A Youth-led Initiative
SOUL Family’s innovators — people who, like Duh, are no strangers to foster care — are seeking legal recognition for the proposal so that states can offer it to young adults as option no. 4 in the pathway to permanency.
Their quest is decidedly personal.
“SOUL Family is a promising proposal responding to needs identified by young people who experienced aging out,” Gasca-Gonzalez explains. “They crafted this proposal to make the path easier in the future for youth who need families.”
Jim Casey Fellows Speak Up
Since 2018, Jim Casey Fellows from 17 sites across the nation have been sharing their experiences with adoption, family reunification and legal guardianship. Some lived on their own after aging out of foster care. Some experienced failed placements. Many believe they had little or no power in decisions that defined their families as they left foster care.
While working with child welfare experts, legal advocates, allies and peers, they concluded that the existing permanency options need to be strengthened and expanded. They want a permanency option to provide:
- connections to their siblings, communities and cultures to support their sense of wholeness and belonging;
- relationships that last beyond the state-designated age of maturity;
- freedom from the too-common dilemma of having to choose between gaining a permanent family or receiving financial assistance for basic needs; and
- a voice in decisions made about their futures and their families.

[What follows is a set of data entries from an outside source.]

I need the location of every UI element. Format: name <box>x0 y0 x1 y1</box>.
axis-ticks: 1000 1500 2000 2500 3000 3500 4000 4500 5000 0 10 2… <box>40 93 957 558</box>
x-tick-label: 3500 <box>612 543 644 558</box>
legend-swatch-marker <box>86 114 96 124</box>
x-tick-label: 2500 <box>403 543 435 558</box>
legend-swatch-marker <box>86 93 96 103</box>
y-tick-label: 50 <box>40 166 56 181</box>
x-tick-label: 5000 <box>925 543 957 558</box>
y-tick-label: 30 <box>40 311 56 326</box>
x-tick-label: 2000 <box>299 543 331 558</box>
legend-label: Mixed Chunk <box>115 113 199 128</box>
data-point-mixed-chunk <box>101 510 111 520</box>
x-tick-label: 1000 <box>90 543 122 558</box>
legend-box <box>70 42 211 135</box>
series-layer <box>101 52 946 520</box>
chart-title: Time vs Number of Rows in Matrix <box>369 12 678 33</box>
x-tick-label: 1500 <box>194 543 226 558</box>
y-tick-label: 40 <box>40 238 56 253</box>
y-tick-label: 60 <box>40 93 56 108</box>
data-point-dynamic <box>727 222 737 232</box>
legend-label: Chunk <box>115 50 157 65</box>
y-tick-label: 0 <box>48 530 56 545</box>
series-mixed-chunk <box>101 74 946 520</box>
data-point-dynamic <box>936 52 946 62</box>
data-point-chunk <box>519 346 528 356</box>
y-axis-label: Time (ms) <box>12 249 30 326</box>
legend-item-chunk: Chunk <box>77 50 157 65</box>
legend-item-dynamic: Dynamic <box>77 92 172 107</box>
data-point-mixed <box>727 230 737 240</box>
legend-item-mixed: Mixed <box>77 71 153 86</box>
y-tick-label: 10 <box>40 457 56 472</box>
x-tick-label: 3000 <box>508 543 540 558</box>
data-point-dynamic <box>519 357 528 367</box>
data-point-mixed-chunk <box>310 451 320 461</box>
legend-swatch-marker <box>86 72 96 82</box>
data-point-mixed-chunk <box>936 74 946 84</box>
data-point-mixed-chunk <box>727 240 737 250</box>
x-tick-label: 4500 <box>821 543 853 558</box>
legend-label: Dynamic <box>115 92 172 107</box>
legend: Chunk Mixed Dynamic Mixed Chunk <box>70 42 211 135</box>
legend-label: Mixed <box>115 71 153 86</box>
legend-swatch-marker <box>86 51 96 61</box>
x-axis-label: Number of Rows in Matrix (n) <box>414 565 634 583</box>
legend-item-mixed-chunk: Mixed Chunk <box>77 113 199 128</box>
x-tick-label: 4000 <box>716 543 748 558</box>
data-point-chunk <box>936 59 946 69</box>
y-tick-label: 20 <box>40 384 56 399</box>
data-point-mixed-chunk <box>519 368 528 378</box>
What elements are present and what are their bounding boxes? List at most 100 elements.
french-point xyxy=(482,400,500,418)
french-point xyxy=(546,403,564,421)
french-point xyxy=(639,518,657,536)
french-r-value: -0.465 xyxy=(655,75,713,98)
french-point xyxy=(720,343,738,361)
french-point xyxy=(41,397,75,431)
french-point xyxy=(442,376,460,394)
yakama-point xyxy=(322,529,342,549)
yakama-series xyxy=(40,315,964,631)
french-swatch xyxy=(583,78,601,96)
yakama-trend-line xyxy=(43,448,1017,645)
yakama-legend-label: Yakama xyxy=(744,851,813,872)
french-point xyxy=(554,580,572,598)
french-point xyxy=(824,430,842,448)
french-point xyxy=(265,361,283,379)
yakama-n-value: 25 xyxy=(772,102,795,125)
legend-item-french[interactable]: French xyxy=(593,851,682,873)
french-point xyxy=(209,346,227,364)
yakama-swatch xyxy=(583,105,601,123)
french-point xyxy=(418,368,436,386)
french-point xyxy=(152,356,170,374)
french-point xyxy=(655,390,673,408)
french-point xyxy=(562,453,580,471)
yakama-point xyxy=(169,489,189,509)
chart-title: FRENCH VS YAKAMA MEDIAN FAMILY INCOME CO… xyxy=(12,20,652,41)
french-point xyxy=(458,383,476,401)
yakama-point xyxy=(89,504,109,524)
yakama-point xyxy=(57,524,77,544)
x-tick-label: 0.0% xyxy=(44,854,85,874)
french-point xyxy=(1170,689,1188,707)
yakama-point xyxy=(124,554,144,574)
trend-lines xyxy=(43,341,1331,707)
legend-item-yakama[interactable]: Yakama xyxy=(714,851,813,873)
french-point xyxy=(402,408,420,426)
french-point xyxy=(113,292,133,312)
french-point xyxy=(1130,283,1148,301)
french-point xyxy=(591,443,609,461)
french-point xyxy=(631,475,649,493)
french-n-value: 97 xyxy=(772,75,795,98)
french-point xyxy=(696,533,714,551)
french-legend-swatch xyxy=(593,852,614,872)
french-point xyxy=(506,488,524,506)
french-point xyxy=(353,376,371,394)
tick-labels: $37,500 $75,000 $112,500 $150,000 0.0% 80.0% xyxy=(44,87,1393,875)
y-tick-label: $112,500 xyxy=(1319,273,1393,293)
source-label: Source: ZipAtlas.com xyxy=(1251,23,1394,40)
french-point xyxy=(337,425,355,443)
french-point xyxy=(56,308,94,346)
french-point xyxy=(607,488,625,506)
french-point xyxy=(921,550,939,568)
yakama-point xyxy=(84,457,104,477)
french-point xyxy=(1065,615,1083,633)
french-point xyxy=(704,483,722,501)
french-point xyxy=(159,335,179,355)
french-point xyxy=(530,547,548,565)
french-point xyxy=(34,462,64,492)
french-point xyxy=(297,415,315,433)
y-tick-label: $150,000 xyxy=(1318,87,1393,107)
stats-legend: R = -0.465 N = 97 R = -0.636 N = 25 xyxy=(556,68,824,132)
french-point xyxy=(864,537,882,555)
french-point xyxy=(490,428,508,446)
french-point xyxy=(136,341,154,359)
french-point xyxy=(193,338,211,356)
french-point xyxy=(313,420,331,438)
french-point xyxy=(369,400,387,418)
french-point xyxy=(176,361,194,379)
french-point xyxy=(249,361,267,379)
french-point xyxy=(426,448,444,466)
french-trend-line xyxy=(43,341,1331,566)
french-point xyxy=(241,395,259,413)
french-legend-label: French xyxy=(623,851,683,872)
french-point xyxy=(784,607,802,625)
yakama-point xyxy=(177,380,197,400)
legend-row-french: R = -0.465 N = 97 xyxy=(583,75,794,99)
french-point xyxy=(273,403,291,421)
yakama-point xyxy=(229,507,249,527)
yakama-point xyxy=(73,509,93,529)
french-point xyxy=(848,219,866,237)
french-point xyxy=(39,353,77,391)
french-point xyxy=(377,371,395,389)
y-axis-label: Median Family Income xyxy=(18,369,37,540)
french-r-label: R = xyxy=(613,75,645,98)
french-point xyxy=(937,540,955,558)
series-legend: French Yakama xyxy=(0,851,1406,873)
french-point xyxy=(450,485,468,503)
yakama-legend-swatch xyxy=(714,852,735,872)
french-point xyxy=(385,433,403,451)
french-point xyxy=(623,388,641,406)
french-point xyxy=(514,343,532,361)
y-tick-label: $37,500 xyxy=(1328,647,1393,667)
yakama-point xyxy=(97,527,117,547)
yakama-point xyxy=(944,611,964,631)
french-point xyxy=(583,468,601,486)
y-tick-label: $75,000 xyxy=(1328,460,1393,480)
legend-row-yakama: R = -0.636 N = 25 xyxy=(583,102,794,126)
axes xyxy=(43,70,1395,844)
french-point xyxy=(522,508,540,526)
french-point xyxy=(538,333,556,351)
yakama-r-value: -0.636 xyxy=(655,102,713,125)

“As a young person myself that did not achieve permanency, SOUL Family spoke to me so much,” recalls Andrew Salazar, a Jim Casey Fellow and SOUL Family permanency consultant from New Mexico. “It gives young people the chance not only at achieving permanency but at achieving permanency on their own terms.”
Entering Adulthood Alone
Every year, about 20,000 young people — almost half of youth ages 16 and older in foster care — transition out of foster care without a loving, supportive and permanent family. Black and Hispanic youth are disproportionately among those suddenly on their own and at risk of experiencing homelessness and other major setbacks.
“To address the continuing challenges of young people transitioning from foster care without a family, we must be bold and innovative and try something new — something designed by young people, who know best what they need,” says Leslie Gross, who directs Casey’s Family Well-Being Strategy Group.
How SOUL Family Would Work
The proposed pathway positions young people, ages 16 and older, to choose one or more primary caregivers and additional caring adults to be their SOUL Family. Primary caregivers would commit to forming a legally recognized, lifelong relationship with the young person, and the other adults would articulate their supportive roles.
Forming a SOUL Family would not sever the young person’s biological family ties. Members of the SOUL Family could include birth parents, relatives and siblings as well as former foster parents, mentors, coaches and other family friends. This new and expanded concept of family would support youth in accessing critical resources, including paying for basic needs, such as housing and education expenses. The exact aid offered may differ from state to state.
For Duh, the evolution of SOUL Family is a welcome move in the right direction, driven by the right experts. “We all need to listen to what young people are telling us regarding permanency,” she says. “They have a wide range of hopes and individualized needs, and our systems and laws need to reflect that.”